There is a new fb quiz: "are you at ypical woman, future ex or from crazy town" - should i take it?
Aren't all three of those the same though?
do you know why "how to shave your balls" is bookmarked on my computer?
I recorded his drunk dial calls. My personal favorite was the one that began, "grab the bull by the horns and fuck his cock."
I thought we agreed I wasn't a screamer?
When I start puking tomorrow, just let me be. it'll start around 8:35. just let me heave. i love this part of my morning.
I'm impressed you managed to decipher 'annslqllpprebBcncnj' into 'I'm drunk at the Vic, come pick me up and do me on the kitchen table'
Plus my stomach has been speaking through my ass all day sending notes saying "fuck you" and "this is from your liver" or "i will kill you."
She made out with the kickboxers bf. She was just asking to get kicked in the head. In the middle of the bar.
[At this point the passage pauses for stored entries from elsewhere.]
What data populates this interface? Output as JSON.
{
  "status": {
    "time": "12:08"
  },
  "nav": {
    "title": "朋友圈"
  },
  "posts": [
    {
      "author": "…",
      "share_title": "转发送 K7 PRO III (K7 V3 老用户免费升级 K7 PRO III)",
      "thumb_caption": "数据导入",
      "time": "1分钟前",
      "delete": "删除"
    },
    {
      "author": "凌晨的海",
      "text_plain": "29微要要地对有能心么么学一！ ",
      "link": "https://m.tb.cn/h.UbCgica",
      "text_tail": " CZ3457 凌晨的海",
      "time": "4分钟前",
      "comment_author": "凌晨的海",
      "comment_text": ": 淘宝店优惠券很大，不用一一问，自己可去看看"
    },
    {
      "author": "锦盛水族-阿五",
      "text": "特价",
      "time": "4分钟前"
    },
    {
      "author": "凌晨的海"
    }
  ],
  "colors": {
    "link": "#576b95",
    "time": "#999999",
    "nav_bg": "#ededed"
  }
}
Dude, she sent me a nude of her posing in the mirror and her dad was in the reflection
Someone got day drunk, but I'm not saying who.
It was me.
Well you know it's going to be an interesting night when the bathroom attendant is doing hail marrys
Fulfilled a bucket list goal last night. Borrowed a dollar from a stripper to buy smokes
God bless Atlanta.
Just to let you know... If you ever want to get me a gift, the One Direction perfume comes out soon....... It's called Our Moment. It's an appropriate gift for a 25 year old woman.
LEAVE ME AND MY NIPPLES ALONE
Can you come unlock the door? I just peed myself on the porch.